The move comes after an investigation by Environmental Health News (EHN) that uncovered a disagreement between regulators following a prosecution by Wakefield Council. Care Homes Ltd., owners of Stockindale Residential Care Home, were fined £3,300 after EHOs found broken and unsafe window restrictors at the home in August 2014. The home also had urine-soaked carpets, water dripping through the ceiling and water temperatures of over 60 degrees, prompting EHO Helen Atkinson to describe it as “One of the worst I have seen.”

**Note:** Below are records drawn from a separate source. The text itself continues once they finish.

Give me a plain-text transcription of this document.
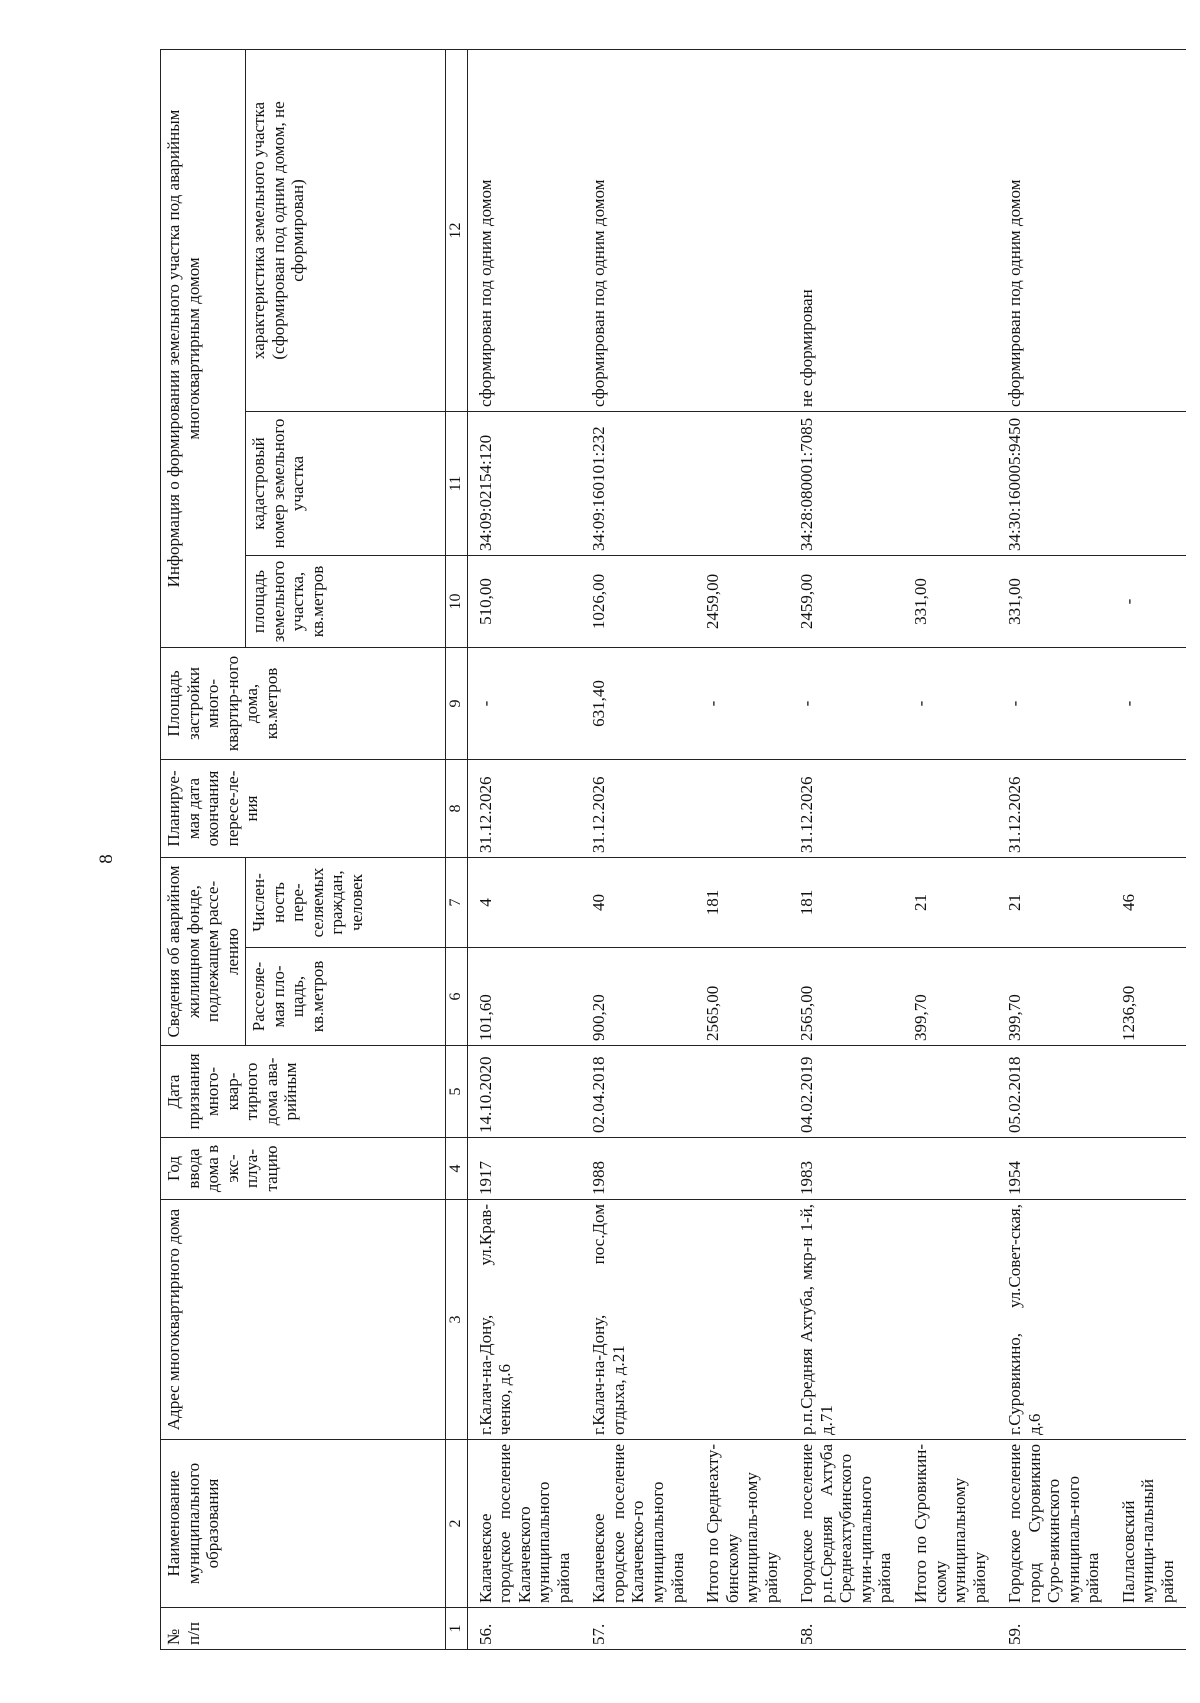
8
№
п/п	Наименование муниципального образования	Адрес многоквартирного дома	Год ввода дома в экс-плуа-тацию	Дата признания много-квар-тирного дома ава-рийным	Сведения об аварийном жилищном фонде, подлежащем рассе-лению		Планируе-мая дата окончания пересе-ле-ния	Площадь застройки много-квартир-ного дома, кв.метров	Информация о формировании земельного участка под аварийным многоквартирным домом		
					Расселяе-мая пло-щадь, кв.метров	Числен-ность пере-селяемых граждан, человек			площадь земельного участка, кв.метров	кадастровый номер земельного участка	характеристика земельного участка (сформирован под одним домом, не сформирован)
1	2	3	4	5	6	7	8	9	10	11	12
56.	Калачевское городское поселение Калачевского муниципального района	г.Калач-на-Дону, ул.Крав-ченко, д.6	1917	14.10.2020	101,60	4	31.12.2026	-	510,00	34:09:02154:120	сформирован под одним домом
57.	Калачевское городское поселение Калачевско-го муниципального района	г.Калач-на-Дону, пос.Дом отдыха, д.21	1988	02.04.2018	900,20	40	31.12.2026	631,40	1026,00	34:09:160101:232	сформирован под одним домом
	Итого по Среднеахту-бинскому муниципаль-ному району				2565,00	181		-	2459,00		
58.	Городское поселение р.п.Средняя Ахтуба Среднеахтубинского муни-ципального района	р.п.Средняя Ахтуба, мкр-н 1-й, д.71	1983	04.02.2019	2565,00	181	31.12.2026	-	2459,00	34:28:080001:7085	не сформирован
	Итого по Суровикин-скому муниципальному району				399,70	21		-	331,00		
59.	Городское поселение город Суровикино Суро-викинского муниципаль-ного района	г.Суровикино, ул.Совет-ская, д.6	1954	05.02.2018	399,70	21	31.12.2026	-	331,00	34:30:160005:9450	сформирован под одним домом
	Палласовский муници-пальный район				1236,90	46		-	-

After the court case a CQC spokesperson told EHN: “Should a similar situation arise now we would still refer to the local authority due to there being a general breach of national health and safety guidance.” The statement contradicts a change in procedure which from 1 April saw CQC given the responsibility for Health and Safety covering care home residents with local authorities, and the HSE keeping their role covering employees. Since the change, EHPs have questioned CQC inspectors’ ability to carry out thorough health and safety inspections, something head of regional engagement Nick Kerswell is aware of. “We are currently working closely with HSE in particular to help us develop those capabilities through training and through a network of buddies who provide mentor support to our inspectors,” he told EHN. “We are focusing first on our regional managers and a team of specialised inspectors so that they can advise, cascade training and share their knowledge with their colleagues. The HSE buddies, and our specialised inspectors, are there to provide practical support while we continue to train and develop all of our inspectors.”
The HSE has highlighted falls from insecure windows in care homes as a major concern.